Valor econômico, v.21, n.5006, 22/05/2020. Política, p. A9

 

Esquerda pede impeachment de Bolsonaro

Andrea Jubé

22/05/2020

 

 

A presidente do PT, deputada Gleisi Hoffmann (PR), disse ao Valor que o pedido coletivo de impeachment protocolado ontem pelo partido, em conjunto com outras siglas de oposição, juristas e movimentos sociais era a "última trincheira constitucional" possível contra o presidente Jair Bolsonaro.

Para Gleisi, será "impossível uma saída sustentada da crise" enquanto Bolsonaro estiver governando o Brasil. O PT uniu-se ao PCdoB, Psol, PCB, PCO, PSTU e UP, e entidades, como o Movimento dos Trabalhadores Sem Teto (MTST) e a Articulação dos Povos Indígenas, para apresentar o novo pedido de impedimento de Bolsonaro, com o objetivo de que seja o mais amplo e representativo dos 31 protocolados até agora.

Gleisi acredita que o PT se fortalece no Congresso em meio à disputa entre Bolsonaro e o presidente da Câmara, Rodrigo Maia (DEM-RJ), pelo controle do Centrão, porque a bancada com 56 deputados poderá ser decisiva em algumas votações.

Por isso, afirma que o PT terá envergadura para elevar a pressão pela tramitação do impeachment e da proposta de emenda constitucional (PEC) que fixa o prazo de 90 dias para realização de eleições diretas na hipótese de vacância da Presidência da República. "A saída do impeachment não pode ser o [vice Hamilton] Mourão, por esse fator: ficar na Presidência um general", alegou.

Na próxima semana, o partido intensifica a articulação para convencer Maia a criar a comissão especial para análise da PEC 37, que impede que o vice-presidente assuma em definitivo a Presidência na hipótese de afastamento do titular. O relator da proposta é o deputado Felipe Francischini (PSL), conterrâneo de Gleisi e ex-aliado de Bolsonaro.

"Nos preocupa a militarização do governo, até a Casa Civil, contrariando o nome da pasta, é ocupada por um militar", diz Gleisi. "Chega a ser uma ofensa, passa uma mensagem de que a sociedade é incapaz de conduzir um governo e precisa ser tutelada pelos militares", complementou. Ela lembra que o papel constitucional das Forças Armadas é de coordenação e defesa das fronteiras, não de governo.

O PT já havia acionado as instâncias judiciais - o Tribunal Superior Eleitoral (TSE) e o Supremo Tribunal Federal (STF) - contra Bolsonaro, e a princípio, avaliava que não há ambiente político para o prosseguimento do impeachment. Mas agora, o partido acredita que essa conjuntura possa ser construída com o tempo.

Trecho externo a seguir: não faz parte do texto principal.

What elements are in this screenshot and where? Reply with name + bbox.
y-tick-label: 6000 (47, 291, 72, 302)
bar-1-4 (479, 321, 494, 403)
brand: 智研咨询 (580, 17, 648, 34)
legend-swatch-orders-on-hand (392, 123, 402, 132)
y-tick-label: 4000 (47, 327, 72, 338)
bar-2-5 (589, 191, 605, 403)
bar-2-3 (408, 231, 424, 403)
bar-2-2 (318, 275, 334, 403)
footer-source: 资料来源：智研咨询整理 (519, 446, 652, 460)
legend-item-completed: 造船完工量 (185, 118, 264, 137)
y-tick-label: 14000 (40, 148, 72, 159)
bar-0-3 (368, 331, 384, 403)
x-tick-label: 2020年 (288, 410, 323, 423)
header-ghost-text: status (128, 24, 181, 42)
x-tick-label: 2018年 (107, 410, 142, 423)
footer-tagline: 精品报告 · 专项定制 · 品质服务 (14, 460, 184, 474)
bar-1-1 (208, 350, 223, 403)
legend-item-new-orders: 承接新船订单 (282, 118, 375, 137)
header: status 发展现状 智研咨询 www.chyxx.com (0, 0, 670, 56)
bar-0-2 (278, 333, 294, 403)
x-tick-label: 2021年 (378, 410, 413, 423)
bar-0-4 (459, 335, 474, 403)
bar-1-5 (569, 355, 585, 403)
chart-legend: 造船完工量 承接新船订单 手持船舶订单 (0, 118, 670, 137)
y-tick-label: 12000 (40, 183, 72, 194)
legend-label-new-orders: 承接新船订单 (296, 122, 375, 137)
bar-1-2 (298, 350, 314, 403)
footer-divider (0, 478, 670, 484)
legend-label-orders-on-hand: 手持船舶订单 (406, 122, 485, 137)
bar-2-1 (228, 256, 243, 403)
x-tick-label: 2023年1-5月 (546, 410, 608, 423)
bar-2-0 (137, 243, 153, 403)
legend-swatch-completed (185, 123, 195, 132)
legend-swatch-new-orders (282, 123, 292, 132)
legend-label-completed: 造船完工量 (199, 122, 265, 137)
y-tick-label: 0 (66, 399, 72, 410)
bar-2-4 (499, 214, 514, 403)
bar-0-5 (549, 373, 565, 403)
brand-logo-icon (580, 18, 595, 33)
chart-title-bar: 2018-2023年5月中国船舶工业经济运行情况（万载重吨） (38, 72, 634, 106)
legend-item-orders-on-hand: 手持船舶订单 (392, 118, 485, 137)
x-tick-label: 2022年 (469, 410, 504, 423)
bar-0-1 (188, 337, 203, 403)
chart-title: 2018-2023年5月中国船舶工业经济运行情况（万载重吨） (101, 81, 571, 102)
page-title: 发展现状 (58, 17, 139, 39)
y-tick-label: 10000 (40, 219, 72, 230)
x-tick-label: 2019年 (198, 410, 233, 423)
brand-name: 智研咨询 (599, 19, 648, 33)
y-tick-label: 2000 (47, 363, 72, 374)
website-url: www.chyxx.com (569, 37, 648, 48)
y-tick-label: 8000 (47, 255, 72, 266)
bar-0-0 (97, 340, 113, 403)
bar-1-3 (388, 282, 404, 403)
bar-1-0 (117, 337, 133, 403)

"É um processo político, então além do rol de crimes [de responsabilidade] que temos, é preciso ter também as condições políticas", argumentou. "Mas as condições políticas estão se construindo, as coisas estão caminhando, Bolsonaro cada dia mais se desgasta, e por outro lado, o processo é importante para fazermos a discussão com a sociedade".

A dirigente petista avalia que o cenário de rompimento de uma ala do Centrão com Maia, para obter cargos no governo federal, favorece o PT, que desponta como a maior bancada da Câmara. O líder do PP, Arthur Maia (AL), distanciou-se de Maia e passou a atuar como um líder informal do governo, levando com ele quase a metade do bloco.

"Quando o Maia tinha o centro inteiro com ele, havia quase um tratoramento das decisões, nós éramos informados do que ia acontecer [no plenário]", relatou. "Agora o PT pode assumir protagonismo maior em decisões na Câmara, e isso com certeza pode influenciar o processo [do impeachment]", e a tramitação da PEC que impede que o vice se perpetue no cargo.

Sobre a mudança das regras durante o jogo, Gleisi lembra que há precedentes na história recente do Congresso, como a aprovação da PEC que permitiu a reeleição do presidente em 1997, favorecendo Fernando Henrique Cardoso, que estava concluindo o primeiro mandato. "Pode fazer agora para ter um processo mais democrático de mudança", reforçou.

Em meio à divisão da esquerda, em que o PDT tenta isolar o PT, Gleisi lamenta que o presidenciável da sigla, Ciro Gomes, tenha se transformado em um "instrumento do antipetismo". "Ter críticas e divergências é uma coisa, mas ele virou uma espécie de Roberto Jefferson, é uma postura muito ruim para quem quer ser uma liderança nacional".